Families turn to Pan-African Parliament for release of pair arrested in Equatorial Guinea

Families turn to Pan-African Parliament for release of pair arrested in Equatorial Guinea

South African engineers Frik Potgieter and Peter Huxham have been imprisoned in Equatorial Guinea for over a year, and efforts to secure their release have so far yielded no results.

Families turn to Pan-African Parliament for release of pair arrested in Equatorial Guinea
Masechaba Sefularo / Jacaranda FM

Sonja Potgieter has made an impassioned plea to South Africans to sign the petition to pressure authorities to help her bring her husband home.


Potgieter and Huxham were arrested in the Central African country in February 2023, shortly after South African authorities seized luxury assets belonging to Vice President Teodoro Obiang following a court order.


The families insist the pair are not criminals but collateral damage in the diplomatic and political dispute between the two countries.


While on a diplomatic visit to the central African country in May, former international relations and cooperation minister Naledi Pandor requested the President to intervene and ensure the release of the two men.

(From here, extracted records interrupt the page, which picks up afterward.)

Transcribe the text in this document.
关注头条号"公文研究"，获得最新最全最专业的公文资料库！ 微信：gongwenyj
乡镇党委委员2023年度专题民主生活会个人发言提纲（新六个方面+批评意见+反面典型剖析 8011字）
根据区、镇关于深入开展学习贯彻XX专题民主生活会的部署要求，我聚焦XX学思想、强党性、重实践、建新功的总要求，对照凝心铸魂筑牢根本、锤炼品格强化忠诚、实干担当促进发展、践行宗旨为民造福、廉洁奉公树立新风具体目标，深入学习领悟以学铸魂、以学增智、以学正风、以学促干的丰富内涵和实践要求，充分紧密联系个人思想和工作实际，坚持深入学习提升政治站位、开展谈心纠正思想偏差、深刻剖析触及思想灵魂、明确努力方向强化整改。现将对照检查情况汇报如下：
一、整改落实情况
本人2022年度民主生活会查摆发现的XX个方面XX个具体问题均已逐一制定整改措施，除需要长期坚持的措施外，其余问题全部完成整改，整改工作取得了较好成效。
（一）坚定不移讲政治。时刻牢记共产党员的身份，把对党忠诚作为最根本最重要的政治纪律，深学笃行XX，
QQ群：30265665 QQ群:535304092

According to the families, they have heard very little from Dirco since.


Now, armed with nearly 5,000 signatures at the time of this report, Potgieter and Huxham’s families are hoping the Pan-African Parliament will help them return home.


In their letter to the Pan African Parliament – the families lament the lost time and what they believe was the unjust court process that saw them sentenced to 12 years imprisonment, which is four times what’s prescribed in Equatorial Guinea’s new Criminal Code.


Battling to hold back the tears, Sonja Potgieter stood side-by-side with Peter Huxham’s life partner, Kathy McConnachie, outside the Pan-African Parliament.


They last saw their partners over a year ago, and communication between them has been minimal.


Potgieter has called on South Africans to add to the signatures they have collected so far


“They need to be home. This is where they belong, not in a prison.”


The pair’s employer assembled a team of international experts who are working to secure their release, including submitting a report to the United Nations Working Group on Arbitrary Detention.


Meanwhile, training coordinator at the Institute for Security Studies Willem Els, says while the findings of most UN bodies are not binding this move may put pressure on the president.


“It places pressure on President Obiang and his country not to be branded as a country that is abusive in terms of the judiciary and arbitrary detention of especially foreigners.”


Els describes prison conditions in that country as inhumane.


He says parties who have assisted in this case hope that the incoming Dirco minister will move this matter forward.